Canada will see the release of monthly inflation and retail sales figures on Friday at 12:30 GMT. The data comes just under three weeks before the Bank of Canada holds its next policy meeting on July 11 when policymakers will ponder whether to raise interest rates for a second time this year. While strong numbers on Friday would boost rate hike expectations for next month, the Canadian dollar may struggle to find much support from the data amid a worsening trade row with the United States.
Annual inflation in Canada hit a 3½-year high of 2.3% in March before easing slightly to 2.2% in April. It is expected to head back up again in May, rising to 2.5%, which would make it a 6-year high. On a month-on-month basis, CPI is forecast to rise by 0.3%. If confirmed, it would take inflation closer to the BoC’s upper target band of 3%, increasing pressure on the central bank to tighten monetary policy at its July meeting. But the BoC will also be watching its core CPI indicator, which stood significantly below the headline rate in April, at 1.5%.
Also due on Friday are retail sales numbers for April. Retail sales grew by a solid 0.6% m/m in March – double the expected rate. However, this was mainly on the back of strong vehicle sales, and excluding autos, sales were down over the month. The opposite trend is forecast for April with retail sales expected to post no growth during the month, but the core measure is anticipated to rebound by 0.5% m/m.
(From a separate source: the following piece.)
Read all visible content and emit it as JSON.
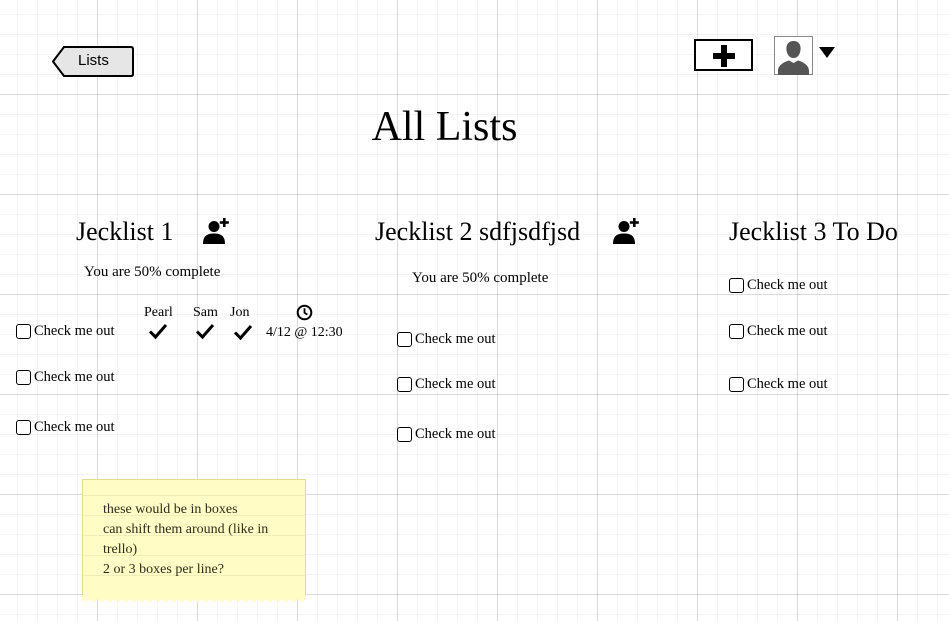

If Friday’s data points to a strengthening in price pressures and consumption, the Bank of Canada would be more inclined to raise its key policy rate by 0.25% in July. Market betters are currently pricing about a 70% probability that the BoC will act next month. However, stronger-than-expected numbers ahead of the BoC meeting may not be enough to convince policymakers to raise rates given the somewhat disappointing first quarter growth and May employment figures, and not to mention the growing trade tensions with the US – Canada’s biggest trading partner by far.
The Canadian dollar has taken a hammering over the past week as an intensifying trade dispute between the US and China has dampened the chances of a quick resolution of the NAFTA renegotiation. The growing trade risks drove the loonie to a one-year low of C$1.3329 to the US dollar on Thursday and the currency is at risk of further losses from the escalation in trade tensions.
A negative set of data on Friday could deepen the loonie’s woes and clear the way to the C$1.3340 level (a low from June 2017). Above this area, support could come from the psychological C$1.34 handle. A break above this mark would bring into scope the C$1.3510 level.
However, with the loonie looking oversold, a broadly positive release could trigger a sharp technical correction against the greenback. Immediate resistance is likely to come at the C$1.3265 level in the event of a reversal. Further gains could see the next hurdle coming at C$1.3160 followed by the C$1.3090 region.